クマが出る時間帯は深夜から早朝が多く、12日に新聞配達員の男性が襲われたのも早朝でした。
地元の高校生
「1人であまり出歩かないことと、暗くなってからは出歩かない」
従業員の安全を守るため、代表の妻が車で送り迎えをしています。
アルバイト従業員
「いつもは歩いて通勤しているが、危険なので迎えに来てもらっている」
送迎する湊あけみさん
「何かあったら大変だから。早く捕まってほしいなと思います」
福島町の鳴海清春町長は16日、市街地へのクマの侵入はこれまでの町の想定と対策を超えるものだったと説明しました。
福島町・鳴海清春町長
「(これまでの出没とは)全く事案が違うわけですよね。自分の家にクマが来ると想定して対応することはなかったでしょ。今まで全力でやってきた対策が最大だと思ってやってきている」
福島町では今月9日から11日にかけて、市街地で、複数のごみ箱が荒らされているのが確認されていました。
出没を受けて町が設置した箱わなは、所有する6基のうち2基。
クマの捕獲には至らず、12日に男性が命を落としました。
道の「ヒグマ管理計画」では、クマが「市街地」に出没し、生ごみや廃棄物をあさった場合、「問題個体」として追い払いや確実な排除など対策が必要としています。

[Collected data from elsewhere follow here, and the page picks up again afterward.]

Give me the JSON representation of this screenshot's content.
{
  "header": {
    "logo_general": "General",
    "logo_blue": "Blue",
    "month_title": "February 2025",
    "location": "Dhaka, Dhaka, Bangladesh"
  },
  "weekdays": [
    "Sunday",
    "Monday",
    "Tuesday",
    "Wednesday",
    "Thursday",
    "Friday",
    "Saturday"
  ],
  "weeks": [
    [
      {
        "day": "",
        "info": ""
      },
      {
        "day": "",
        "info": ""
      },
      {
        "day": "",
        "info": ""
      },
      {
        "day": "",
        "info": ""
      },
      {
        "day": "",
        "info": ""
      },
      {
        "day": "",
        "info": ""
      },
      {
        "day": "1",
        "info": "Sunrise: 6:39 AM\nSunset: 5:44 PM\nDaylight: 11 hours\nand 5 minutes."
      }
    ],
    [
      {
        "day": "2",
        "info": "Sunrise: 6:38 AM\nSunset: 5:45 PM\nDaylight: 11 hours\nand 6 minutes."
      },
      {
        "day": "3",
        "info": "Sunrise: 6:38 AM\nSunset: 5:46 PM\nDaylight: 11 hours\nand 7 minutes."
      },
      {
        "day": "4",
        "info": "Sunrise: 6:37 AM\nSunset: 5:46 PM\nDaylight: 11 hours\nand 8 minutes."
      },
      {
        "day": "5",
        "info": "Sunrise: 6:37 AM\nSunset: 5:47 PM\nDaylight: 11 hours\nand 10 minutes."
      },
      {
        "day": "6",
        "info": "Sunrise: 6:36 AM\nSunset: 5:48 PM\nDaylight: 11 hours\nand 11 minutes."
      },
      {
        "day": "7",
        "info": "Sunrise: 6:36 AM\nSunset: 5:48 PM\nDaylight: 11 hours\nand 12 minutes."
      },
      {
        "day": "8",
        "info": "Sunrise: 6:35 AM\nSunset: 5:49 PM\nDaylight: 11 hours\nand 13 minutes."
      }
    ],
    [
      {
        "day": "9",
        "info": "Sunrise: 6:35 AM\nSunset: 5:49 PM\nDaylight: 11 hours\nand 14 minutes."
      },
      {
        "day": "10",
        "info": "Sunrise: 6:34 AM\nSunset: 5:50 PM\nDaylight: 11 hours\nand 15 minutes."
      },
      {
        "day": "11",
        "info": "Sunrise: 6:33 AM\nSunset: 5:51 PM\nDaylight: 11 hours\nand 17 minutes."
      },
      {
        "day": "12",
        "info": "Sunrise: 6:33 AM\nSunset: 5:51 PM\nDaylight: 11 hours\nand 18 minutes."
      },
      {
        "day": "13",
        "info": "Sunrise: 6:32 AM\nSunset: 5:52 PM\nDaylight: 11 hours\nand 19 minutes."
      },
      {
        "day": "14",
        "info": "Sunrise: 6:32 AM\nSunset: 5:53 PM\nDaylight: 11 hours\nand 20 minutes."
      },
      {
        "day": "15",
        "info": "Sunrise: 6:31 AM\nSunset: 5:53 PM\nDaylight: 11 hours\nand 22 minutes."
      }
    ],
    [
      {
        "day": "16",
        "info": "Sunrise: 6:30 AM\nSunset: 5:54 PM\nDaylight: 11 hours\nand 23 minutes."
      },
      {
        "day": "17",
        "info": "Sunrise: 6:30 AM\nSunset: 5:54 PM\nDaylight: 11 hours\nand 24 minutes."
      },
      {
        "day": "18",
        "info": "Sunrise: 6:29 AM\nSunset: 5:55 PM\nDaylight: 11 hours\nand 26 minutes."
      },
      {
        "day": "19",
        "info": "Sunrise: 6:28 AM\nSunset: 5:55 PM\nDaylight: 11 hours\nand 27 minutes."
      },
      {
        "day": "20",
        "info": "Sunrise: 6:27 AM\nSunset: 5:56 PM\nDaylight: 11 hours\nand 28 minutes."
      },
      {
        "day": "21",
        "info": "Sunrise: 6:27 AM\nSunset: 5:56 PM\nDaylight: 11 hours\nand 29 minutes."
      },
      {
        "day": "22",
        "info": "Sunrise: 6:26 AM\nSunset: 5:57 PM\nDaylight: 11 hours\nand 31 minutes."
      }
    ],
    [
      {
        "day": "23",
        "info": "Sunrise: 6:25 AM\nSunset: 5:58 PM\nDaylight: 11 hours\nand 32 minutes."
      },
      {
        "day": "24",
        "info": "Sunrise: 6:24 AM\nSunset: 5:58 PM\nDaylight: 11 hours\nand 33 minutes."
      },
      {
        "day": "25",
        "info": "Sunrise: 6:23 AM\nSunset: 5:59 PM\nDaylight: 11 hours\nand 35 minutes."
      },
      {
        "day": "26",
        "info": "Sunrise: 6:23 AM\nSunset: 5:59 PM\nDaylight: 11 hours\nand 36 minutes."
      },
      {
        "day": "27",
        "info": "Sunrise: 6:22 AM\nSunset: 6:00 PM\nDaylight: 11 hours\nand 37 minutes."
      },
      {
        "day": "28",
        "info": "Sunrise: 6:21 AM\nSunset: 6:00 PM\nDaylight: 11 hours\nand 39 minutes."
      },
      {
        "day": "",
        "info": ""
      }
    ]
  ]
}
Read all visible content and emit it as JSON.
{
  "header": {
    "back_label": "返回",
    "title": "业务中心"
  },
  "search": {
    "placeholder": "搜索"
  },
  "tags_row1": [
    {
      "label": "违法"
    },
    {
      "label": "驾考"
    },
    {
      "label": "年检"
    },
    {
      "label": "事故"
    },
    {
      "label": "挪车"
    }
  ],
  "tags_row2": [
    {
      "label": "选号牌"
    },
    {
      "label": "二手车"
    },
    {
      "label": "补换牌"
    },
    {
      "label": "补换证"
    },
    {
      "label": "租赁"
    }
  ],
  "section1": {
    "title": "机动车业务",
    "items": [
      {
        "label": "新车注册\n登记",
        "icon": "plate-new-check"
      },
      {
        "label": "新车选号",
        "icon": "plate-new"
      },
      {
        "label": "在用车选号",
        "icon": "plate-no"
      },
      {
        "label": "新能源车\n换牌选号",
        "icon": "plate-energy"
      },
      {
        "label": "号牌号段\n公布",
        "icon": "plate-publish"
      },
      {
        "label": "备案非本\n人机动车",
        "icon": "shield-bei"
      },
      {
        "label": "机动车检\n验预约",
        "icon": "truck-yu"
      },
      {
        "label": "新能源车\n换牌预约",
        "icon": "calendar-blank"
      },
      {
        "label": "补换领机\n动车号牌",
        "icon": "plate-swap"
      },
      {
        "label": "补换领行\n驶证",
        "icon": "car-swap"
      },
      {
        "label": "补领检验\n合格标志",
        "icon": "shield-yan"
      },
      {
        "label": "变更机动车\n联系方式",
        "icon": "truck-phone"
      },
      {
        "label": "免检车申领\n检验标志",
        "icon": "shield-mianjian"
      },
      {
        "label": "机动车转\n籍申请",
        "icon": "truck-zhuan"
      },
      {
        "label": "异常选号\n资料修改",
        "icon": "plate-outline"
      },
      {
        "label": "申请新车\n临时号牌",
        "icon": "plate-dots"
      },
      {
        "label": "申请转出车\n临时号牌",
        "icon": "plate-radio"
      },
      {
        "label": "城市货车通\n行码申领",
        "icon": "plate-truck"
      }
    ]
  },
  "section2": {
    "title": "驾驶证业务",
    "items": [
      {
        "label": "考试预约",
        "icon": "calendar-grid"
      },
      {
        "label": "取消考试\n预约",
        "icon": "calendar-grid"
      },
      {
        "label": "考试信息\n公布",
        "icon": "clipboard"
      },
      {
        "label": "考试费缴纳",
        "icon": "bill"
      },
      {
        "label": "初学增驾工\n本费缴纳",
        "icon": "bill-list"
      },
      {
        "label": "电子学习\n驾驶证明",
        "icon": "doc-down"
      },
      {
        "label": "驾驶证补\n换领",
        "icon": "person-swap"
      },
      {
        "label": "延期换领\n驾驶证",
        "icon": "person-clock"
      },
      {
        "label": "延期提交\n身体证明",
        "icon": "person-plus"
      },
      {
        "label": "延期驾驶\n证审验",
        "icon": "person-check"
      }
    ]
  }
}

ヒグマの生態に詳しい専門家は、「最初に出没した後の町の対応が後手に回った」と指摘します。
酪農学園大学・佐藤喜和教授
「一度執着した餌にはとことん執着、繰り返して出没して、人目があってもどうしても食べたいのがクマの性質。(クマが)ごみについた時点で、早い段階でわなをしっかりかけて駆除することができればよかった」
佐藤教授は、行政側の体制も強化する必要があると話します。
酪農学園大学・佐藤喜和教授
「福島町は人員的な問題もあって、日ごろから注意喚起や、環境管理を行ったりする職種が求められている」
福島町は、道から専門職員など人的支援を受けたうえで、駆除に向けた対応を急ぐ方針です。